Our product is open-source and free. Are we exempt?

Possibly, but not automatically. Article 2(12) exempts free and open-source AI from most provisions — but the exemption does not cover systems that are high-risk, prohibited under Article 5, subject to Article 50 transparency duties, or GPAI models with systemic risk. Check each condition against your system before relying on the exemption.

What is the difference between a provider and a deployer?

A provider develops an AI system and places it on the market under its own name — it owns the system's compliance. A deployer uses a system it did not develop, in a professional context, under its own authority.
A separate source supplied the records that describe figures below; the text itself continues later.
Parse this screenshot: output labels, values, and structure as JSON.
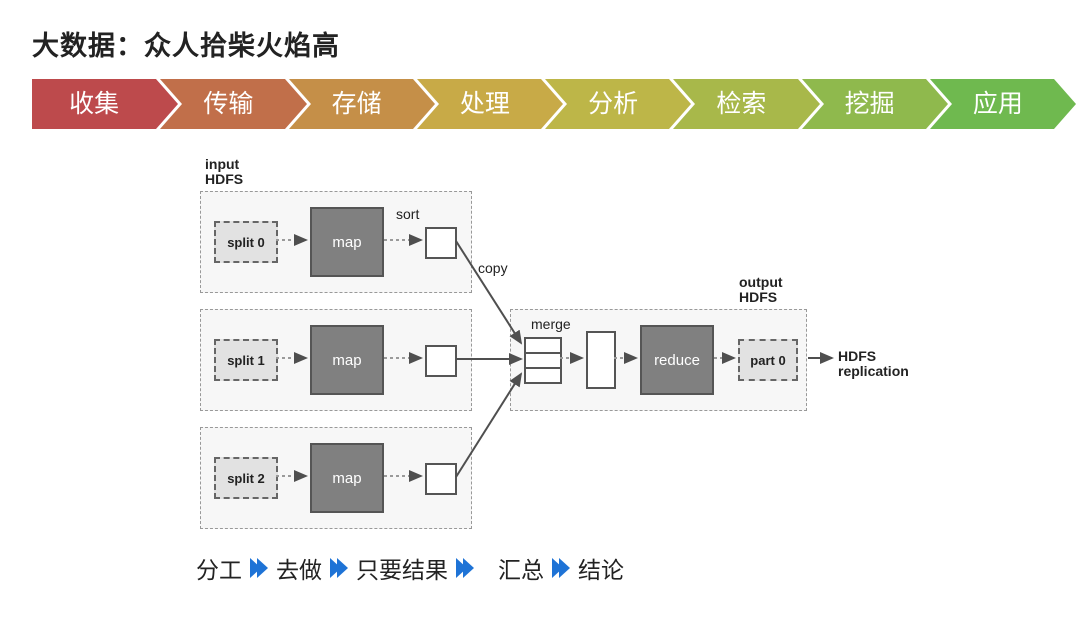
{
  "title": "大数据：众人拾柴火焰高",
  "arrows": {
    "items": [
      {
        "label": "收集",
        "color": "#bd4a4c"
      },
      {
        "label": "传输",
        "color": "#c16f4a"
      },
      {
        "label": "存储",
        "color": "#c58f48"
      },
      {
        "label": "处理",
        "color": "#c8aa47"
      },
      {
        "label": "分析",
        "color": "#bdb648"
      },
      {
        "label": "检索",
        "color": "#a8b84a"
      },
      {
        "label": "挖掘",
        "color": "#8fb94d"
      },
      {
        "label": "应用",
        "color": "#6fb94f"
      }
    ]
  },
  "diagram": {
    "input_label": "input\nHDFS",
    "output_label": "output\nHDFS",
    "hdfs_out": "HDFS\nreplication",
    "sort": "sort",
    "copy": "copy",
    "merge": "merge",
    "split0": "split 0",
    "split1": "split 1",
    "split2": "split 2",
    "map": "map",
    "reduce": "reduce",
    "part0": "part 0",
    "arrow_color": "#4f4f4f",
    "dash_color": "#9a9a9a"
  },
  "bottom": {
    "steps": [
      "分工",
      "去做",
      "只要结果",
      "汇总",
      "结论"
    ],
    "chev_color": "#1e73d6"
  }
}
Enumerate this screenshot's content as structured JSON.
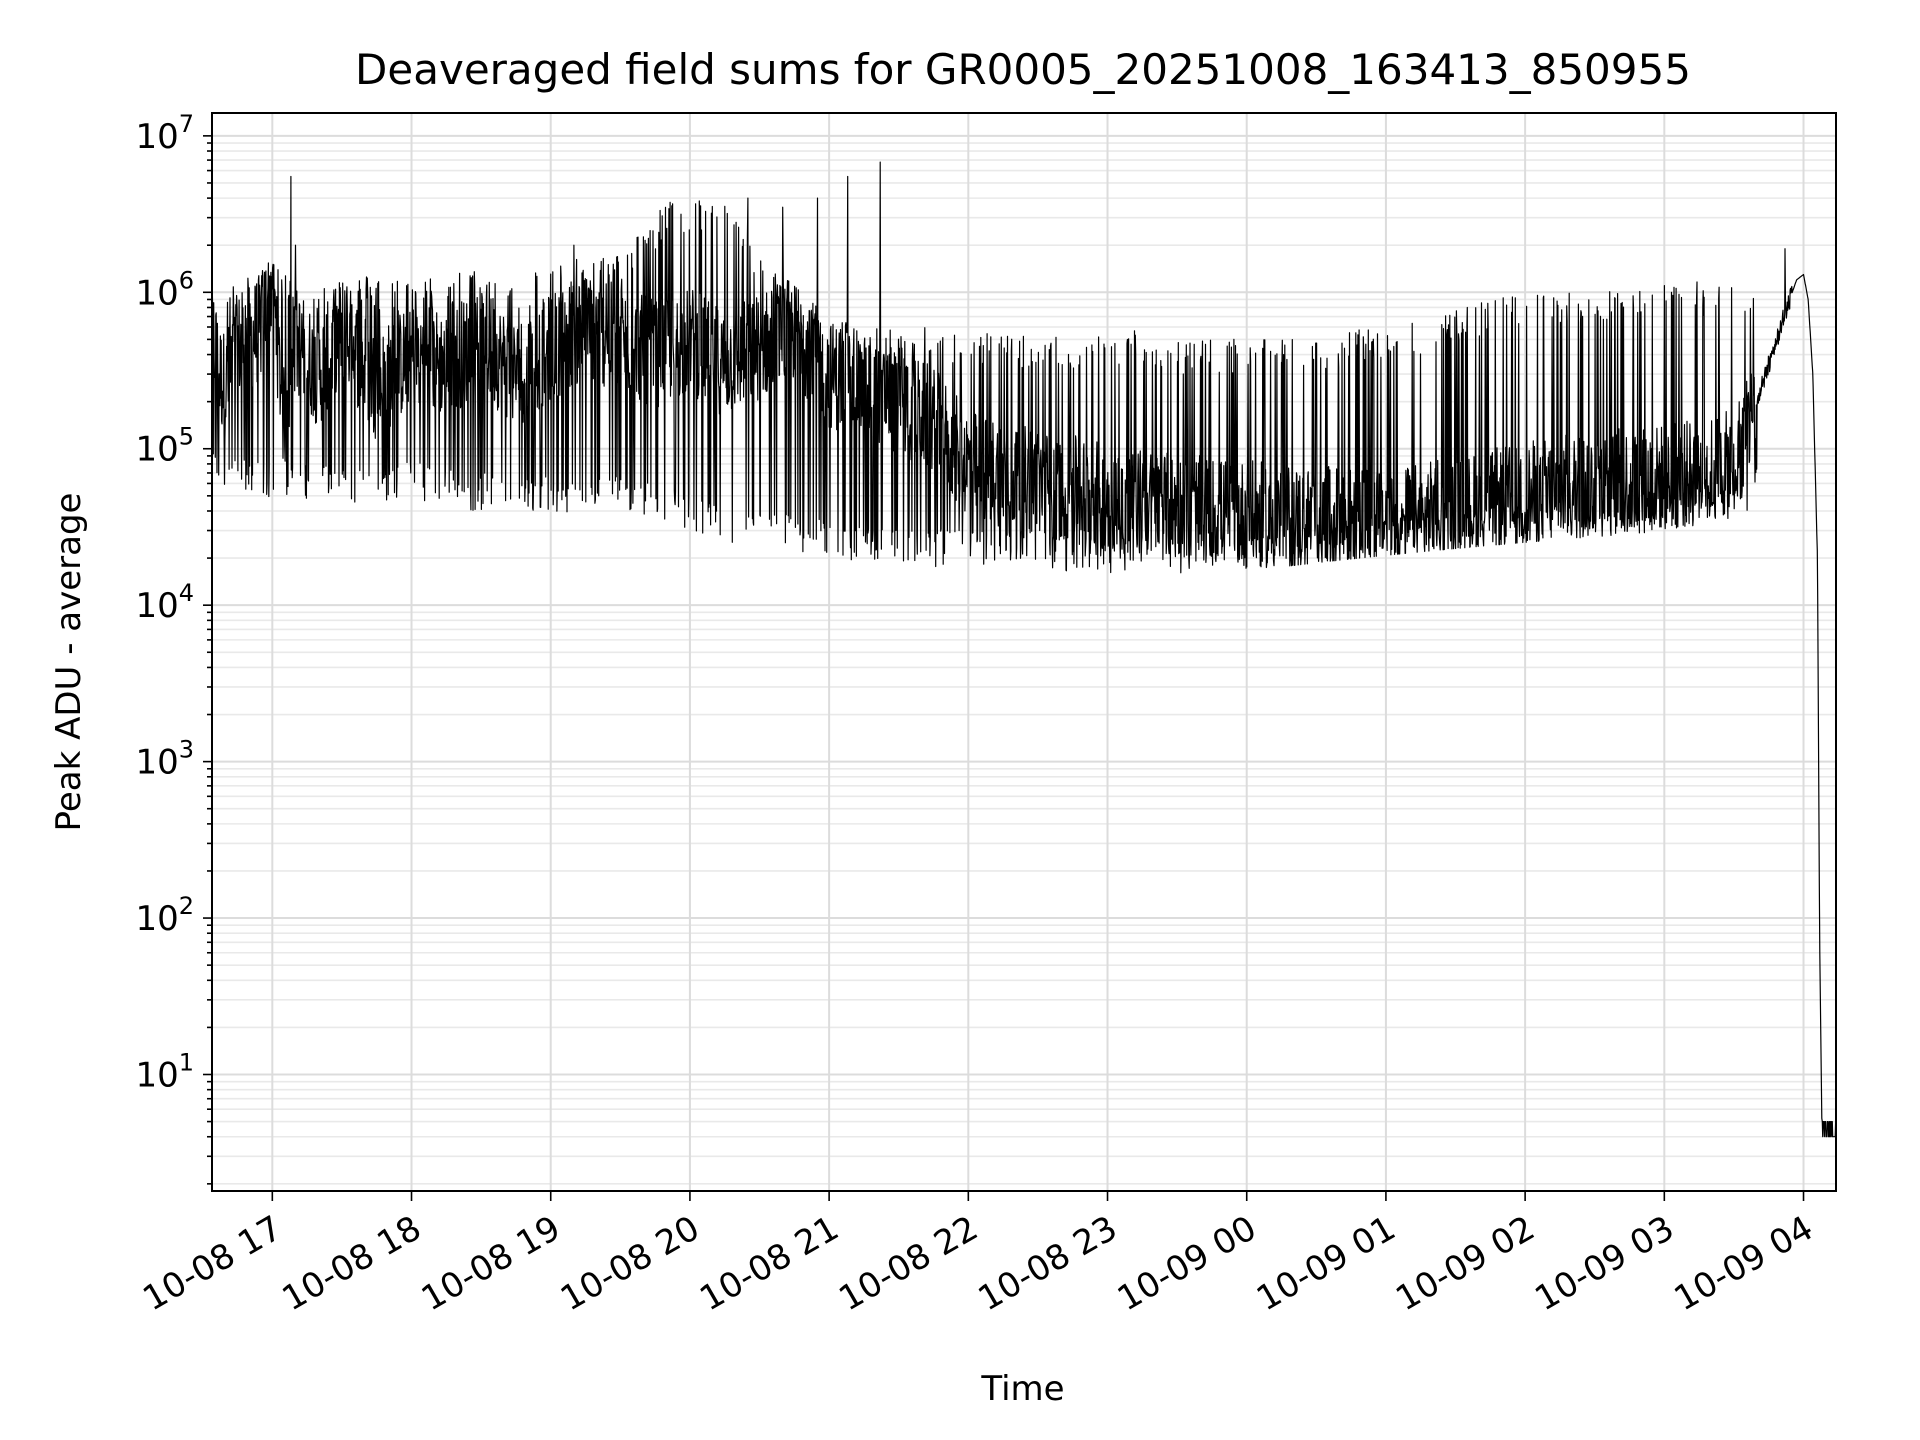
{
  "chart_data": {
    "type": "line",
    "title": "Deaveraged field sums for GR0005_20251008_163413_850955",
    "xlabel": "Time",
    "ylabel": "Peak ADU - average",
    "yscale": "log",
    "ylim": [
      1.8,
      14000000
    ],
    "xlim": [
      "2025-10-08 16:34",
      "2025-10-09 04:14"
    ],
    "grid": true,
    "x_tick_labels": [
      "10-08 17",
      "10-08 18",
      "10-08 19",
      "10-08 20",
      "10-08 21",
      "10-08 22",
      "10-08 23",
      "10-09 00",
      "10-09 01",
      "10-09 02",
      "10-09 03",
      "10-09 04"
    ],
    "y_tick_labels": [
      {
        "base": "10",
        "exp": "1",
        "value": 10
      },
      {
        "base": "10",
        "exp": "2",
        "value": 100
      },
      {
        "base": "10",
        "exp": "3",
        "value": 1000
      },
      {
        "base": "10",
        "exp": "4",
        "value": 10000
      },
      {
        "base": "10",
        "exp": "5",
        "value": 100000
      },
      {
        "base": "10",
        "exp": "6",
        "value": 1000000
      },
      {
        "base": "10",
        "exp": "7",
        "value": 10000000
      }
    ],
    "series": [
      {
        "color": "#000000",
        "x": [
          "2025-10-08 16:34",
          "2025-10-08 16:37",
          "2025-10-08 16:40",
          "2025-10-08 16:45",
          "2025-10-08 16:50",
          "2025-10-08 16:55",
          "2025-10-08 17:00",
          "2025-10-08 17:05",
          "2025-10-08 17:10",
          "2025-10-08 17:20",
          "2025-10-08 17:30",
          "2025-10-08 17:45",
          "2025-10-08 18:00",
          "2025-10-08 18:15",
          "2025-10-08 18:30",
          "2025-10-08 18:45",
          "2025-10-08 19:00",
          "2025-10-08 19:15",
          "2025-10-08 19:30",
          "2025-10-08 19:45",
          "2025-10-08 20:00",
          "2025-10-08 20:15",
          "2025-10-08 20:30",
          "2025-10-08 20:45",
          "2025-10-08 21:00",
          "2025-10-08 21:15",
          "2025-10-08 21:30",
          "2025-10-08 21:45",
          "2025-10-08 22:00",
          "2025-10-08 22:15",
          "2025-10-08 22:30",
          "2025-10-08 22:45",
          "2025-10-08 23:00",
          "2025-10-08 23:15",
          "2025-10-08 23:30",
          "2025-10-08 23:45",
          "2025-10-09 00:00",
          "2025-10-09 00:15",
          "2025-10-09 00:30",
          "2025-10-09 00:45",
          "2025-10-09 01:00",
          "2025-10-09 01:15",
          "2025-10-09 01:30",
          "2025-10-09 01:45",
          "2025-10-09 02:00",
          "2025-10-09 02:15",
          "2025-10-09 02:30",
          "2025-10-09 02:45",
          "2025-10-09 03:00",
          "2025-10-09 03:15",
          "2025-10-09 03:30",
          "2025-10-09 03:40",
          "2025-10-09 03:50",
          "2025-10-09 03:57",
          "2025-10-09 04:00",
          "2025-10-09 04:02",
          "2025-10-09 04:04",
          "2025-10-09 04:06",
          "2025-10-09 04:07",
          "2025-10-09 04:08",
          "2025-10-09 04:09",
          "2025-10-09 04:14"
        ],
        "y": [
          600000,
          300000,
          250000,
          450000,
          500000,
          600000,
          1200000,
          150000,
          500000,
          300000,
          600000,
          250000,
          400000,
          350000,
          500000,
          300000,
          450000,
          600000,
          500000,
          400000,
          500000,
          350000,
          450000,
          600000,
          300000,
          250000,
          200000,
          150000,
          80000,
          70000,
          60000,
          55000,
          50000,
          45000,
          42000,
          40000,
          38000,
          36000,
          35000,
          34000,
          35000,
          37000,
          40000,
          45000,
          50000,
          55000,
          60000,
          62000,
          65000,
          70000,
          80000,
          200000,
          600000,
          1200000,
          1300000,
          900000,
          300000,
          20000,
          60,
          4,
          4,
          4
        ],
        "upper_envelope": [
          900000,
          1500000,
          1200000,
          1300000,
          1200000,
          1400000,
          1300000,
          1600000,
          1800000,
          4000000,
          4000000,
          1400000,
          700000,
          600000,
          600000,
          550000,
          550000,
          500000,
          600000,
          500000,
          500000,
          500000,
          550000,
          600000,
          700000,
          900000,
          1000000,
          1000000,
          1100000,
          1200000,
          1100000,
          1000000
        ],
        "lower_envelope": [
          70000,
          60000,
          60000,
          55000,
          60000,
          50000,
          50000,
          45000,
          50000,
          40000,
          30000,
          28000,
          25000,
          22000,
          22000,
          22000,
          21000,
          20000,
          20000,
          20000,
          21000,
          22000,
          24000,
          26000,
          28000,
          30000,
          32000,
          34000,
          36000,
          40000,
          45000,
          100000
        ]
      }
    ],
    "spikes": [
      {
        "x": "2025-10-08 17:08",
        "y": 5500000
      },
      {
        "x": "2025-10-08 17:10",
        "y": 2000000
      },
      {
        "x": "2025-10-08 17:20",
        "y": 900000
      },
      {
        "x": "2025-10-08 19:10",
        "y": 2000000
      },
      {
        "x": "2025-10-08 20:05",
        "y": 2500000
      },
      {
        "x": "2025-10-08 20:25",
        "y": 4000000
      },
      {
        "x": "2025-10-08 20:40",
        "y": 3500000
      },
      {
        "x": "2025-10-08 20:55",
        "y": 4000000
      },
      {
        "x": "2025-10-08 21:08",
        "y": 5500000
      },
      {
        "x": "2025-10-08 21:22",
        "y": 6800000
      },
      {
        "x": "2025-10-09 03:52",
        "y": 1900000
      }
    ]
  }
}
The deployer's obligations under Article 26 are narrower: follow the provider's instructions, maintain oversight, keep logs for at least six months, and run a FRIA where Article 27 requires it.

What happens if we modify a system we bought from another vendor?

Under Article 25, if you substantially modify a high-risk AI system — meaning the change triggers fresh classification under Article 6 — or if you put the system on the market under your own name, you become the provider for the modified system. The full provider obligation set (Articles 9–17, Article 43, Article 49 registration) then applies to you.

When do scope obligations actually kick in for high-risk systems?

Article 5 (prohibited practices) has been in force since 2 February 2025. GPAI obligations under Chapter V apply from 2 August 2025. For high-risk AI systems: stand-alone Annex III systems must comply from 2 December 2027; high-risk AI embedded as safety components in Annex I regulated products (machinery, medical devices, etc.) from 2 August 2028 — both dates per the Digital Omnibus political agreement of May 2026, which deferred the original 2 August 2026 deadline. Article 50 limited-risk transparency duties apply from 2 August 2026.